SEATTLE -- Deadlines are rapidly approaching for families to get their kids in compliance with Washington’s new vaccination laws.
In May 2019, the state legislature passed a bill to change the vaccine exemption law. It removed the personal and philosophical options to exempt children from the MMR vaccine, used for diseases like measles, mumps and rubella.
The new law was a direct response to a measles outbreak in Southwest Washington state early this year, mostly in Clark County.
Exemptions for medical and religious beliefs remain in the law.
The law became effective July 28, 2019, and was applied to all public schools, private schools and childcare statewide.
The state Department of Health said students are required to have current vaccines or valid exemption forms turned in by the first day of school, or the first day of their transfer to another school. Those who didn’t have current documentation were placed under the state’s “conditional status” for 30 days. During that time, families were required to get the proper paperwork turned into their school.
If they did not meet that deadline, their children were barred from attending school. But each school district has different "conditional status" deadlines.
“It’s not a punishment, it’s simply saying that you don’t have the proper paperwork you need to attend school. So, they would be excluded from school until they can provide that paperwork,” said Danielle Koenig, the health promotions supervisor for state Department of Health.
The conditional status deadline is Nov. 4 at Everett School District for students not in compliance with vaccines or exemptions. A representative from the district said schools and administrators have been proactive in reaching out to families. The representative also mentioned the number of non-compliant students has decreased daily.

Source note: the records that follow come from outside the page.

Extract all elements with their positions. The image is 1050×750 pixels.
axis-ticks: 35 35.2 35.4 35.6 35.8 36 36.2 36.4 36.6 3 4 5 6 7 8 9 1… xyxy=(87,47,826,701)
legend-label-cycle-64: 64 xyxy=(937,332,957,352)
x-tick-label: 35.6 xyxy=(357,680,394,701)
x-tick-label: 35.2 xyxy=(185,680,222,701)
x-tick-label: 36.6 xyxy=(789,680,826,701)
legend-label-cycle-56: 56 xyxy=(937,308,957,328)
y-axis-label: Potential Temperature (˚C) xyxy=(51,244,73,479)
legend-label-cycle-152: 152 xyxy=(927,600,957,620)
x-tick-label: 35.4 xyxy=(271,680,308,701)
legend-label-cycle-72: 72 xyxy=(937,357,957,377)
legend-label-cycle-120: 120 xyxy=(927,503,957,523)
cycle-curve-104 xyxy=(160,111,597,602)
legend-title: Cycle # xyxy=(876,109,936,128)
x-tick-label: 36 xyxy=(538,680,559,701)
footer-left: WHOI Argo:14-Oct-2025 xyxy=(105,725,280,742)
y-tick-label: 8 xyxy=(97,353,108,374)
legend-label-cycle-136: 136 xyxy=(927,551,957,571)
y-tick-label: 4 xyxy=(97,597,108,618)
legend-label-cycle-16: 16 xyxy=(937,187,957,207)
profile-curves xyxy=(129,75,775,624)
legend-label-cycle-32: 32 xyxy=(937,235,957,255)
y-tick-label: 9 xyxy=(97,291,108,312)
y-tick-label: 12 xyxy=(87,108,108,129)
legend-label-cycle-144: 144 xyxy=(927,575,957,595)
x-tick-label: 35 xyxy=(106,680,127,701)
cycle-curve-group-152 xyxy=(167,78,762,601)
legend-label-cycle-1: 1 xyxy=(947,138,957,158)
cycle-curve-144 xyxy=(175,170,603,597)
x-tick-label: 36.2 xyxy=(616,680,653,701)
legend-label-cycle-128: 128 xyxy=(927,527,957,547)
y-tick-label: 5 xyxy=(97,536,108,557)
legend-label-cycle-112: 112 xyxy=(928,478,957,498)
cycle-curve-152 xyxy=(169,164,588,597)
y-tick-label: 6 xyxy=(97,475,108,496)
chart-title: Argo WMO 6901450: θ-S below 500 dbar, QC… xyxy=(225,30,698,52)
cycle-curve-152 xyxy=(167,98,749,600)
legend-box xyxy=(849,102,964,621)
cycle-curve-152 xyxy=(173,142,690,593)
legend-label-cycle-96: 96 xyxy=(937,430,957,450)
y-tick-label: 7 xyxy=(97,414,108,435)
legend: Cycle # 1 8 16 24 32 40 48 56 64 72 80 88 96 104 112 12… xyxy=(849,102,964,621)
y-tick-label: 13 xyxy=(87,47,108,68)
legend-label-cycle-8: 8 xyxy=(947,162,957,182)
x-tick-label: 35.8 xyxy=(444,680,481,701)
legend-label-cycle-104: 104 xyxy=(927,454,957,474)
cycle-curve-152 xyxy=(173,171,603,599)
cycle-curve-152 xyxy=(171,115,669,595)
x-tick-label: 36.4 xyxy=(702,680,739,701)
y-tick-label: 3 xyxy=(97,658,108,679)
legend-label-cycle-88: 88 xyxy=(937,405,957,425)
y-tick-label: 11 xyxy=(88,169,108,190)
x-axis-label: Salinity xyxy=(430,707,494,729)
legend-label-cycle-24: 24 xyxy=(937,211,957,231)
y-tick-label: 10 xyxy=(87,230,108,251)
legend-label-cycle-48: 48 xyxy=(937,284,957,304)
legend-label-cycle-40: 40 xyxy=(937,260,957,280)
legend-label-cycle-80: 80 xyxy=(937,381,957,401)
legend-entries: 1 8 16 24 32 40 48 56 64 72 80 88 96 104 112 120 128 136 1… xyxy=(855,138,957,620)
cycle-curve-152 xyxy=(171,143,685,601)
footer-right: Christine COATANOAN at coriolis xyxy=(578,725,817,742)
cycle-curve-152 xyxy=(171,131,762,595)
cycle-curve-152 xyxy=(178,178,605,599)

Some parents in Everett said more people should consider vaccines.
“We want to do what we can to protect each other, and it is important to make sure that you’re not transmitting diseases,” said Stephen Jacobson, who had both of his children vaccinated.
“It’s something the parent should take care of. And if they want to file for an exemption, so be it, let them do it. But if they have to get the paperwork in, they have to get the paperwork in,” said Craig Walker, who also had his children vaccinated.
The state law changed just weeks before Seattle Public School’s first day. The district had about 53,000 students enrolled. Samara Hoag, the district’s health services manager, said the state gave them extra time to process paperwork for several thousands of students not in compliance.
“Each document takes so long. We get records from every country, and state and you have to go through them manually,” said Hoag. “We have to compare with what they did in China with what we do in the United States and then come up where the discrepancy is. It’s really tough.”
Hoag said the district plans to send a letter on Nov. 1 to families of students they think may not be compliant. She explained students would have until the end of December to provide the district their paperwork. Hoag said the district’s hard deadline is Jan. 6 before a student would be excluded.
“It’s important for us to have accurate records. When we have a student that walks through the door who has measles, I need to work with the health department and to be able to quickly say who in this community is at risk to get measles, who’s not vaccinated and who needs to leave the school because they could be in danger to get measles,” said Hoag.
A representative from Bellevue School District said the administration has until Dec. 1 to report the status of student immunization compliance to the state’s department of health.
A representative from Tacoma Public Schools said 53 families did not get paperwork in by deadline, which has already passed there. Though the district was still calculating how many students were not in compliance, the representative said the district sent certified letters to those families requiring their children be excluded until their paperwork was turned in.
The representative mentioned the district expects to send more letters to families as they sort through a new online data system where the immunization records and exemptions are tracked.